What made you consider teaming up with MC Conrad?
“For starters, people like me and MCs had been around and had been getting involved in the reggae scene since the mid-80s. There were the huge soundsystems in the streets all around the place and MCs became an integral part of that process from the word go, so I was thinking, well, this is just kind of natural. To get someone like Conrad be around you and do that, be the vocal element in a DJ set, becomes integral to feeding that tune. It’s the same as hip-hop having the rap element, it adds a completely new layer to the music, so why not have it in drum & bass? The FabricLive mix you hear today was born out of a 100% natural process.”
In a recent interview Caspa said his favourite record was your ‘Atlantis’. Do you see parallels in the way in which the atmospheric sides of drum & bass and dubstep have come about?
“There are parallels with all music. Personally I’m a big soul head and people often look at me weirdly when I tell them this, but what I see is that there’s a parallel from soul to jazz to reggae to eighties soul to hip-hop, early house to hip-house to the early acid to techno to drum & bass. In that way they’re all connected, in a massive way…”
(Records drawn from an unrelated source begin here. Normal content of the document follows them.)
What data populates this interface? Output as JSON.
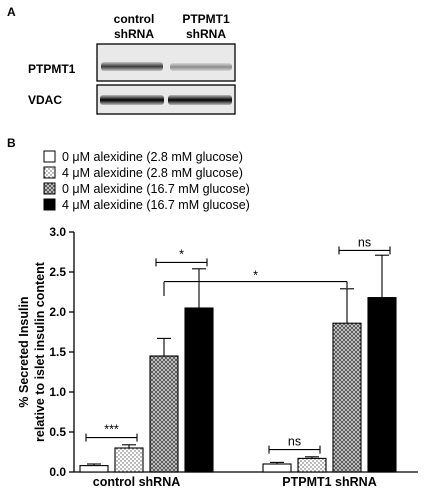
{
  "panel_a": {
    "letter": "A",
    "lane_labels": [
      {
        "line1": "control",
        "line2": "shRNA"
      },
      {
        "line1": "PTPMT1",
        "line2": "shRNA"
      }
    ],
    "rows": [
      {
        "label": "PTPMT1",
        "lane_intensity": [
          0.85,
          0.55
        ]
      },
      {
        "label": "VDAC",
        "lane_intensity": [
          1.0,
          1.0
        ]
      }
    ]
  },
  "panel_b": {
    "letter": "B"
  },
  "colors": {
    "bar_stroke": "#000000",
    "series_fill": [
      "#ffffff",
      "#f2f2f2",
      "#bdbdbd",
      "#000000"
    ],
    "series_pattern": [
      "none",
      "dots",
      "crosshatch",
      "none"
    ]
  },
  "chart_data": {
    "type": "bar",
    "title": "",
    "xlabel": "",
    "ylabel_line1": "% Secreted Insulin",
    "ylabel_line2": "relative to islet insulin content",
    "ylim": [
      0,
      3.0
    ],
    "yticks": [
      "0.0",
      "0.5",
      "1.0",
      "1.5",
      "2.0",
      "2.5",
      "3.0"
    ],
    "grid": false,
    "legend_position": "top-left",
    "categories": [
      "control shRNA",
      "PTPMT1 shRNA"
    ],
    "series": [
      {
        "name": "0 μM alexidine (2.8 mM glucose)",
        "values": [
          0.08,
          0.1
        ],
        "errors": [
          0.02,
          0.02
        ]
      },
      {
        "name": "4 μM alexidine (2.8 mM glucose)",
        "values": [
          0.3,
          0.17
        ],
        "errors": [
          0.04,
          0.02
        ]
      },
      {
        "name": "0 μM alexidine (16.7 mM glucose)",
        "values": [
          1.45,
          1.86
        ],
        "errors": [
          0.22,
          0.43
        ]
      },
      {
        "name": "4 μM alexidine (16.7 mM glucose)",
        "values": [
          2.05,
          2.18
        ],
        "errors": [
          0.49,
          0.53
        ]
      }
    ],
    "significance": [
      {
        "label": "***",
        "category": 0,
        "from_series": 0,
        "to_series": 1,
        "y": 0.43
      },
      {
        "label": "*",
        "category": 0,
        "from_series": 2,
        "to_series": 3,
        "y": 2.62
      },
      {
        "label": "*",
        "category": "between",
        "from": [
          0,
          2
        ],
        "to": [
          1,
          2
        ],
        "y": 2.38,
        "type": "bracket"
      },
      {
        "label": "ns",
        "category": 1,
        "from_series": 0,
        "to_series": 1,
        "y": 0.28
      },
      {
        "label": "ns",
        "category": 1,
        "from_series": 2,
        "to_series": 3,
        "y": 2.77
      }
    ]
  }
}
Wouldn’t you agree that drum & bass started with a faster, more fierce sound and over time evolved into something more subtle, as is now the case with dubstep?
“Well I think the opposite, I think Dubstep has always been there as an element. For example, if you take drum & bass when it first started it looked like you had one track but then you’d find within that track another four tracks, and so you might have a ragga element which then began going into a dark element only to slow down into some beautiful strings and then come back out with some kind of techno-y style and then eventually breaks or whatever, so what you heard were people cramming one vinyl with as much as they could. As we’ve progressed through the years I think that people have been taking those individual elements and forming their own styles around those elements. That’s not saying they haven’t still been maintaining a drum & bass feel but that’s just my take on where we’ve been and where we’ve gone… [laughs]”
Your latest compilation for Fabric has been billed as the future sound of drum & bass – what do you think are the elements that make this the case?
“Really? [Laughs] Well, yeah okay, I’ve always been on the cusp of future music with whatever I’ve been involved in so the mix is no exception to that but I just believe that what I’ve always done in terms of music is like jazz, rather than what people call drum & bass. It’s just always been changing and moving forward. That’s exactly the position I want to be in with my music and no matter what I’m listening to the music cannot be a cheap gimmicky thing, for me it’s life, it’s something that brings in wherever I’ve been involved in with stuff. When it’s to do with music I like to say, in twenty years time I can still hear that and say that it means something to me, so in that sense I agree, defiantly.”
Would you then say there have been breakthroughs with the recent artists that you’ve worked with on Good Looking Records?
“To be honest I think the artists themselves are the breakthrough in terms of what they’ve worked at and what they’ve made. I’m just the producer putting it all together… but with music now, especially drum & bass, were in a prolific period, there’s just so many people making this music, so you have to find the people who are going to be taking things forward, I’m lucky enough to have a really good collection of people involved in music who are constantly doing what they believe in and pushing the boundaries.”